Postoperative care and additional procedures
Dressing change for the open wound was performed daily. If purulent discharge continued, repeated debridement and irrigation with normal saline were performed every 2-3 days until the discharge stopped. Antiseptics, such as octenidine or polyhexanide, were not used to prevent cartilage damage [18, 19]. Soaking or wet dressing was not used. If the soft tissue defect was not healed by the intention of the surrounding tissue, flap surgery was performed to cover the defect.
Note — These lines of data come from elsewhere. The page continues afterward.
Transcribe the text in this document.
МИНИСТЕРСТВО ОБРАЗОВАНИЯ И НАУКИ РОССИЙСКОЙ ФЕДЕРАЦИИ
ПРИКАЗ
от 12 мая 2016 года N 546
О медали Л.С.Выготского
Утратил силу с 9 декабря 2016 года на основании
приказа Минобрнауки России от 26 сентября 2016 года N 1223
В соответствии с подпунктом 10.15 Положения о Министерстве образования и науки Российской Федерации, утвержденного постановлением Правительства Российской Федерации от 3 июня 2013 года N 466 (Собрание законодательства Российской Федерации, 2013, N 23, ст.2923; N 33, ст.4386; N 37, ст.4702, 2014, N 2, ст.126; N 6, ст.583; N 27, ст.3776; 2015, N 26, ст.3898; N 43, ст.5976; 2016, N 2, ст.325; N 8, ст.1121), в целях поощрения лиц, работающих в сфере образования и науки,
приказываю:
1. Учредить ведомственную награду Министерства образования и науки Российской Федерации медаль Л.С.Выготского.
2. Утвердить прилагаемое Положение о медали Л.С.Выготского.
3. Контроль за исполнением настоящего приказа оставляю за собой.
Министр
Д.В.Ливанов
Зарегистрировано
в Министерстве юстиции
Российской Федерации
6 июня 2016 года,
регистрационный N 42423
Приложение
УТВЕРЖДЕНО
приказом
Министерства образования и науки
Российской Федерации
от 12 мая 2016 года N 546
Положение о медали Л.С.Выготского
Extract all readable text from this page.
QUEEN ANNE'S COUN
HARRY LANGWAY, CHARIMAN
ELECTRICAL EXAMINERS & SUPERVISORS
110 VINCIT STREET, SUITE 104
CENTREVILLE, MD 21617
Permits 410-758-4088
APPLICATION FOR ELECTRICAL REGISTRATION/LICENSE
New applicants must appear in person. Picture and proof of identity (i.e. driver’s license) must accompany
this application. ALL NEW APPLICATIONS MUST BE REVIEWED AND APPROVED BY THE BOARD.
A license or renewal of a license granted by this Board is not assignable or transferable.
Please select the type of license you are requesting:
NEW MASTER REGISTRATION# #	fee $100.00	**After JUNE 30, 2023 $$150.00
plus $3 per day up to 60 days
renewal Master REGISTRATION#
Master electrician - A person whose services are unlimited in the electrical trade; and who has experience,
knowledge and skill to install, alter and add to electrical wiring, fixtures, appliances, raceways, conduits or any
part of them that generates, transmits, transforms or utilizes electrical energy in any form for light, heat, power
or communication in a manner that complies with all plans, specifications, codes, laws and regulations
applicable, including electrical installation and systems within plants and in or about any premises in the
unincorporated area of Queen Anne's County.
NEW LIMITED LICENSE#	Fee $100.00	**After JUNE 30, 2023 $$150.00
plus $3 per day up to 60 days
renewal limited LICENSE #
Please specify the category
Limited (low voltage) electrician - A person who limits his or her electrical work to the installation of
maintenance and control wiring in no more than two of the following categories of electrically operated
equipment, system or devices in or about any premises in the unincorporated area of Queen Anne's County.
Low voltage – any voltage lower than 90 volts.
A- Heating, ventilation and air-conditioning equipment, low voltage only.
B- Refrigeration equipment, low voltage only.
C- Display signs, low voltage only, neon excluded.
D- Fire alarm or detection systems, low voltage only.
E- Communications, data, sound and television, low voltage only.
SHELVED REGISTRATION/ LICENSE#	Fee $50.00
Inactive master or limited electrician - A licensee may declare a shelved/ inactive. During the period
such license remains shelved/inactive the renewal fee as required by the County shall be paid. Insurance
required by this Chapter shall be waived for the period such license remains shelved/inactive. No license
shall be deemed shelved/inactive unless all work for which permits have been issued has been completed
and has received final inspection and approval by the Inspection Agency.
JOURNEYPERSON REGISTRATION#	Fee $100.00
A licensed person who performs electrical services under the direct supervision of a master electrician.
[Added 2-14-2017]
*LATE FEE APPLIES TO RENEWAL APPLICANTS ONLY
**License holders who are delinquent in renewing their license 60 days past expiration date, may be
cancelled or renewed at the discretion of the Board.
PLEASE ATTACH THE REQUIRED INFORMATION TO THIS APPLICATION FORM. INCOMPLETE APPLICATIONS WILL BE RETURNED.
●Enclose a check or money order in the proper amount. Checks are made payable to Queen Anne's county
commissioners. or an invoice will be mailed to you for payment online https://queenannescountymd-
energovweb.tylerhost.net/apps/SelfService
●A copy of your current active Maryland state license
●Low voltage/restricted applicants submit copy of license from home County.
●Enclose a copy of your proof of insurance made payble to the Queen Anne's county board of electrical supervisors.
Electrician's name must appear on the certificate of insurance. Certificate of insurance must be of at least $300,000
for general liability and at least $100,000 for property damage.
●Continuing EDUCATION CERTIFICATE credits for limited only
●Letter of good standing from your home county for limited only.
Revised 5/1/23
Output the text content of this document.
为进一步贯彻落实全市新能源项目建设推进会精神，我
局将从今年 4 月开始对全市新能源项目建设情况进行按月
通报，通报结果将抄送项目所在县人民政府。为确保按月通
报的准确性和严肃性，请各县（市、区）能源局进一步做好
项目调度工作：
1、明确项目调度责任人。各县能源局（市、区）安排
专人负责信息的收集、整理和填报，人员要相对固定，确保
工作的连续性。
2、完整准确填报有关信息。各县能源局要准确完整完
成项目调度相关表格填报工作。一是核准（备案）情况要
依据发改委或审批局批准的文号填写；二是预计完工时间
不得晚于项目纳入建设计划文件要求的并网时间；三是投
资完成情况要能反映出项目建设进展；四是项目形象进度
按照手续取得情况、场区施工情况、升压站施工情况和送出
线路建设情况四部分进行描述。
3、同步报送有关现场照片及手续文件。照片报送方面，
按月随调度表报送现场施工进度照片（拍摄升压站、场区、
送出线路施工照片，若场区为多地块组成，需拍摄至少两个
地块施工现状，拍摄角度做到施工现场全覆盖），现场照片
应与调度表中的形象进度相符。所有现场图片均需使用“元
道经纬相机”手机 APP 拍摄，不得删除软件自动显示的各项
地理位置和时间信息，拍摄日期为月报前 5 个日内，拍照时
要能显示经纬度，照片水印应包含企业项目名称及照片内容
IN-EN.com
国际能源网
Empirically, patients without risk factors for atypical organisms received intravenous cefazolin (primary patients, n=10; referred patients, n=32). In three cases of animal bite injury (primary patient, n=1; referred patients, n=2), they received intravenous amoxicillin to cover the Pasteurella species infection [4, 5]. Antibiotics were changed according to the gram stain result, identified microorganism, and susceptibility test. Effective antibiotics were continued for at least 4 weeks after the discharge stopped [20]. If the wound improved and oral form of antibiotics was available, the patient was discharged with oral antibiotics. If not, the patient received intravenous antibiotics continuously. Complete blood cell count, liver panel, and renal panel were checked twice a week. In case of adverse effect, the infectious disease specialist decided whether the causative antibiotic agent should be ceased or changed.
If additional flap surgery was performed, bone fixation with immobilization was applied to protect the flap position for 2 weeks (Fig. 2). Otherwise, active finger ROM exercise inside the bulky dressing was allowed to prevent stiffness.
Clinical data and outcome evaluation
We recorded active ROM of the involved joint and Quick Disabilities of the Arm, Shoulder, and Hand (DASH) score and checked the simple radiographs at 3, 6, and 12 months postoperatively, and annually thereafter. We reviewed the data on the site of involvement, combined osteomyelitis, hospital stay, antibiotic therapy, microorganisms, and surgical intervention in the medical record.
Statistical analysis
We performed the Shapiro-Wilk test for normality. According to the result of the Shapiro-Wilk test, Student’s t-test was used for independent parametric continuous variables and the Mann-Whitney U-test was used for independent non-parametric continuous variables. The Fisher’s exact and chi-squared tests were used to compare discrete variables. Statistical significance was set at p<0.05.